Stiracchiò adagio le lunghe membra, lasciandosi sfuggire un gemito soddisfatto che provocò un insolito formicolio al basso ventre di Luc, il quale si affrettò a pagare il conto per poi uscire in fretta dal bar.
“Ehi! - si sentì chiamare – Volevo pagare io!” si lamentò lo strano personaggio conosciuto pochi minuti prima, corrucciato e infastidito.
“La prossima volta!” sbuffò Luc, imboccando Via Fiori Scuri.


Il primo squillo, ferì le sue orecchie intorpidite. Il secondo, invece, lo costrinse ad una lenta discesa negli Inferi.
Stomaco in subbuglio, incessante martellio nella testa, apparato uditivo a puttane e occhi arrossati e gonfi...
E quel cazzo di telefono che continuava a squillare.

Con pigra lentezza, allungò il braccio quel tanto che bastava a sopprimere la momentanea causa delle sue disgrazie.

“Mmm...” mugugnò, combattendo contro i postumi di una sbronza colossale.

“Ciao, sono papà. Come stai? Sempre ad imbrattare tele? La nonna vuole che torni per Natale, verranno anche gli zii. Per settembre, vedi di trovarti un lavoro, almeno mi risparmierai l'imbarazzo di fronte a mio fratello! Ma lo sai che suo figlio adesso lavora in banca? Si è anche sposato e ha una casa magnifica!Quand'è che metterai giudizio, benedetto ragazzo? Già! Io non devo interferire nelle tue scelte, eh? Tanto i soldi che hai te li ha lasciati la mamma. I consigli dei genitori sono sempre gli ultimi che i figli ascoltano! La nonna a Natale cucinerà la...CLICK.”

E finalmente, fu silenzio.
Caldo, complice, protettivo.
Quiete e...
Qualcuno che bussava incessantemente alla porta.
Quella appena cominciata, si prospettava proprio una giornata di merda di immani proporzioni.
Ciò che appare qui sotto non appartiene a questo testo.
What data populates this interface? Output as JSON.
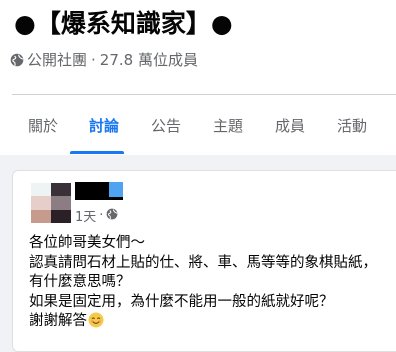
{
  "group": {
    "title": "●【爆系知識家】●",
    "privacy": "公開社團",
    "separator": "·",
    "members": "27.8 萬位成員"
  },
  "tabs": [
    "關於",
    "討論",
    "公告",
    "主題",
    "成員",
    "活動"
  ],
  "active_tab": "討論",
  "post": {
    "time": "1天",
    "dot": "·",
    "lines": [
      "各位帥哥美女們～",
      "認真請問石材上貼的仕、將、車、馬等等的象棋貼紙，",
      "有什麼意思嗎？",
      "如果是固定用，為什麼不能用一般的紙就好呢？",
      "謝謝解答"
    ],
    "emoji": "smiling-face-icon"
  },
  "colors": {
    "accent": "#1877f2",
    "muted": "#65676b",
    "page_bg": "#f0f2f5"
  }
}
“Ciao, bello! - esordì la causa principale delle sue sventure, sfoggiando un irritante sorriso – Ti ho portato un paio di brioche. Oggi avremo una giornata pesante. Dobbiamo visionare quasi duecento quadri e scartarne più della metà! Ma stavi ancora dormendo? Forza, vai a lavarti!Abbiamo appuntamento tra meno di mezz'ora con Marianna!” lo avvertì Giorgio, sospingendolo verso il bagno.
Lo avrebbe ucciso, gettando il cadavere nel Naviglio Grande. Il problema era portarcelo, dato che Luc era sprovvisto di macchina...
“Sbrigati! Mancano venticinque minuti!” urlò l'italo-americano, bussando con insistenza.
Non aveva importanza. Ne avrebbe affittata una.
Aprì la manopola dell'acqua calda, avvolgendosi nel suo rilassante scroscio...Come se fosse pioggia.

”Mamma? Cos'è la pioggia?”
“La pioggia... - mormorò il francese chiudendo gli occhi - ...è lo sputo di Dio.”

Uscito dalla doccia, trasse un profondo respiro, accantonando momentaneamente i piani bellici architettati negli ultimi minuti.
Detestava profondamente quel saccente rompicoglioni, che scartava ogni sua idea. Non aveva bisogno di lui per organizzare la mostra. I quadri che a Luc piacevano, Giorgio li scartava, considerandoli banali.

Entrando nel soggiorno, lo vide seduto al suo piccolo tavolo circolare.
“Mary mi ha detto che hai pronta la tesi... - sorrise il suo ospite, guardandosi attorno – Che argomento hai scelto?”

'L'androginia femminile nel teatro Wagneriano' - sbuffò Luc, preparando il caffè – E' nel cassetto centrale del mobile... Se vuoi darle un'occhiata...” aggiunse notando lo sguardo ammirato dell'italo-americano.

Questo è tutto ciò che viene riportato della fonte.